Mr Albanese went on, saying the provision of infrastructure can no longer be considered a second-quarter public priority.
“Investing in good infrastructure generates long-term economics and jobs growth it lifts productivity it creates inclusive communities,” he said.
“It builds a low carbon future, makes businesses grow and gives our exporters a competitive edge.”
Mr Albanese pointed out that infrastructure can last much longer than any political term.
“Indeed the great challenge of infrastructure in this nation and in others is to break that nexus between the infrastructure investment cycle, which is by definition, long term , and the political side, which is short-term,” he said.
“It may well be that the state government that initiated those projects [WestConnex and the Sydney light rail] doesn’t get to cut the ribbon.

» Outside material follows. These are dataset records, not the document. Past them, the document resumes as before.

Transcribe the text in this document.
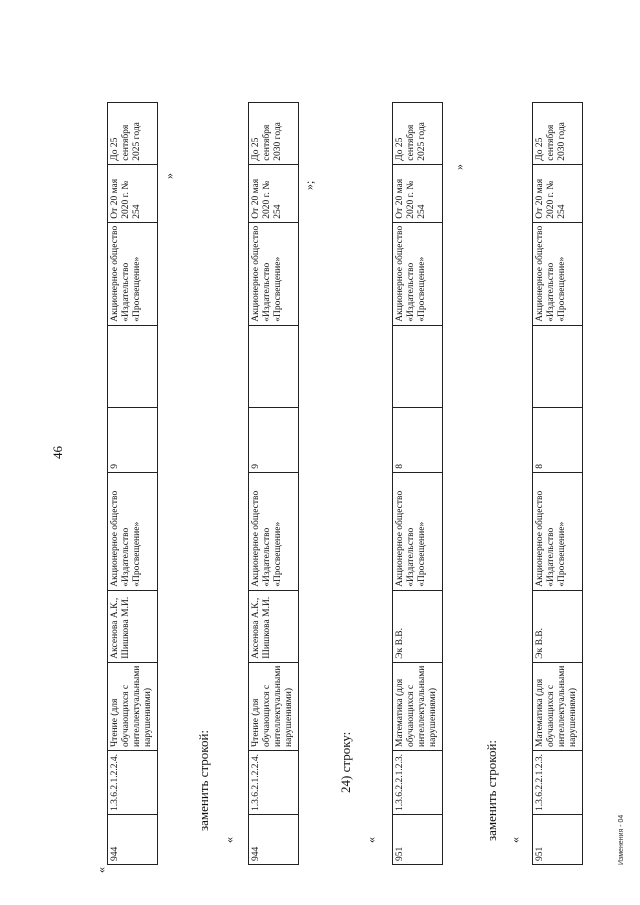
46
«
944	1.3.6.2.1.2.2.4.	Чтение (для обучающихся с интеллектуальными нарушениями)	Аксенова А.К., Шишкова М.И.	Акционерное общество «Издательство «Просвещение»	9		Акционерное общество «Издательство «Просвещение»	От 20 мая 2020 г. № 254	До 25 сентября 2025 года
»
заменить строкой:
«
944	1.3.6.2.1.2.2.4.	Чтение (для обучающихся с интеллектуальными нарушениями)	Аксенова А.К., Шишкова М.И.	Акционерное общество «Издательство «Просвещение»	9		Акционерное общество «Издательство «Просвещение»	От 20 мая 2020 г. № 254	До 25 сентября 2030 года
»;
24) строку:
«
951	1.3.6.2.2.1.2.3.	Математика (для обучающихся с интеллектуальными нарушениями)	Эк В.В.	Акционерное общество «Издательство «Просвещение»	8		Акционерное общество «Издательство «Просвещение»	От 20 мая 2020 г. № 254	До 25 сентября 2025 года
»
заменить строкой: «
951	1.3.6.2.2.1.2.3.	Математика (для обучающихся с интеллектуальными нарушениями)	Эк В.В.	Акционерное общество «Издательство «Просвещение»	8		Акционерное общество «Издательство «Просвещение»	От 20 мая 2020 г. № 254	До 25 сентября 2030 года
Изменения - 04
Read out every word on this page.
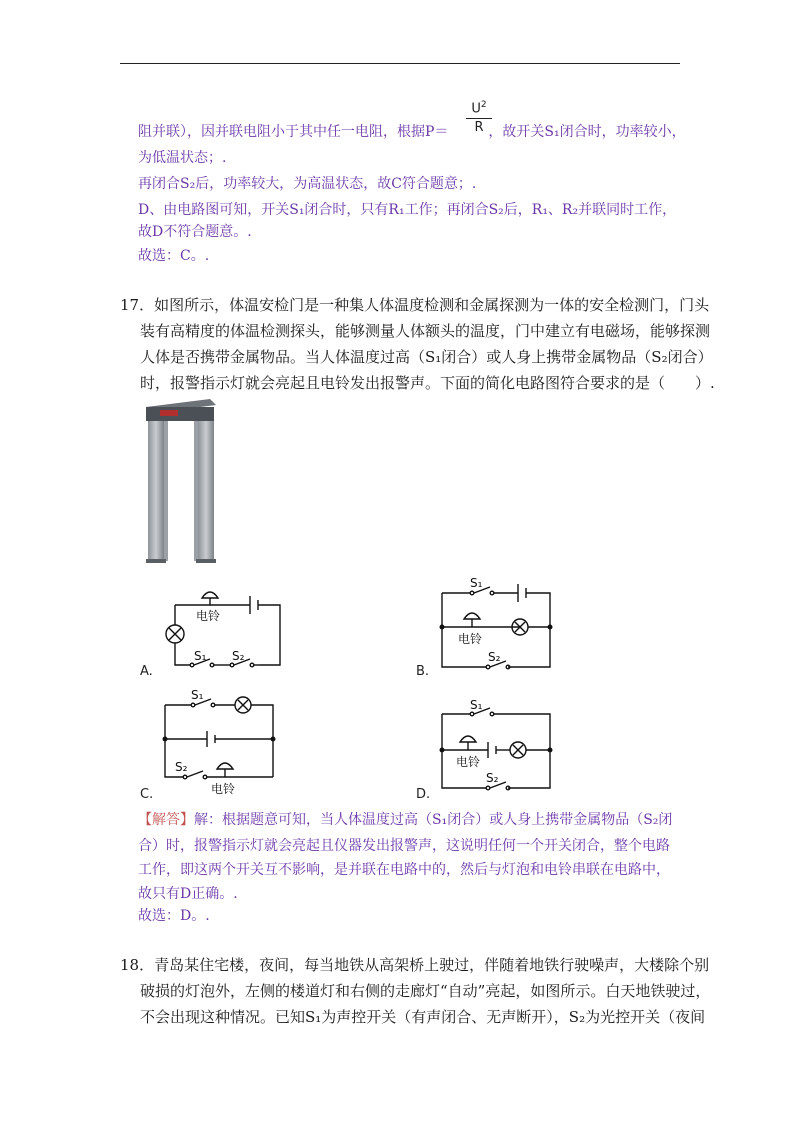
阻并联），因并联电阻小于其中任一电阻，根据P＝	，故开关S₁闭合时，功率较小，
$\frac{U^2}{R}$
为低温状态；.
再闭合S₂后，功率较大，为高温状态，故C符合题意；.
D、由电路图可知，开关S₁闭合时，只有R₁工作；再闭合S₂后，R₁、R₂并联同时工作，
故D不符合题意。.
故选：C。.
17．如图所示，体温安检门是一种集人体温度检测和金属探测为一体的安全检测门，门头
装有高精度的体温检测探头，能够测量人体额头的温度，门中建立有电磁场，能够探测
人体是否携带金属物品。当人体温度过高（S₁闭合）或人身上携带金属物品（S₂闭合）
时，报警指示灯就会亮起且电铃发出报警声。下面的简化电路图符合要求的是（　　）.
电铃
S₁ S₂
A.
电铃
S₁
S₂
B.
电铃
S₁
S₂
C.
电铃
S₁
S₂
D.
【解答】解：根据题意可知，当人体温度过高（S₁闭合）或人身上携带金属物品（S₂闭
合）时，报警指示灯就会亮起且仪器发出报警声，这说明任何一个开关闭合，整个电路
工作，即这两个开关互不影响，是并联在电路中的，然后与灯泡和电铃串联在电路中，
故只有D正确。.
故选：D。.
18．青岛某住宅楼，夜间，每当地铁从高架桥上驶过，伴随着地铁行驶噪声，大楼除个别
破损的灯泡外，左侧的楼道灯和右侧的走廊灯“自动”亮起，如图所示。白天地铁驶过，
不会出现这种情况。已知S₁为声控开关（有声闭合、无声断开），S₂为光控开关（夜间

And any new government of course will pretend it’s their project.”
The spectre of coastal shipping also reared its head in the shadow minister’s address to the ALC Forum. He said the modernisation of the nation’s rail and road freight infrastructure.
“I want to turn towards another safe, environmentally sound mode of transport that could be doing more of the heavy lifting when it comes to the national freight task, and that is coastal shipping,” Mr Albanese said.
“As a vast island continent, with ports around its coastline, it defies logic that in 2018, this industry is no bigger than it was 40 years ago – in fact, in recent years, it’s been in decline, with just 17% of the domestic freight task being carried in the hulls of ships.”
He said the proud, Australian-flagged merchant fleet and the skilled workforce on those ships was fast disappearing.
“Today much of the freight that does go by sea is transported on board ships that are foreign-flagged, foreign-crewed and foreign-paid.”
He said preventing the demise of coastal shipping was a priority for the former federal Labor government, ensuring there was a level playing field between Australian shippers and their international competitors.
“In order for the suite of reforms to have worked, they needed time,” he said, lamenting that the Labor government didn’t have that time before it was ousted.
“One of those things that you need in this sector, as much as possible, is for both sides of politics to work together so that when there’s a change in government, there’s not an automatic change in policy,” he said.
“And, shipping is an area I think that has suffered greatly from it.”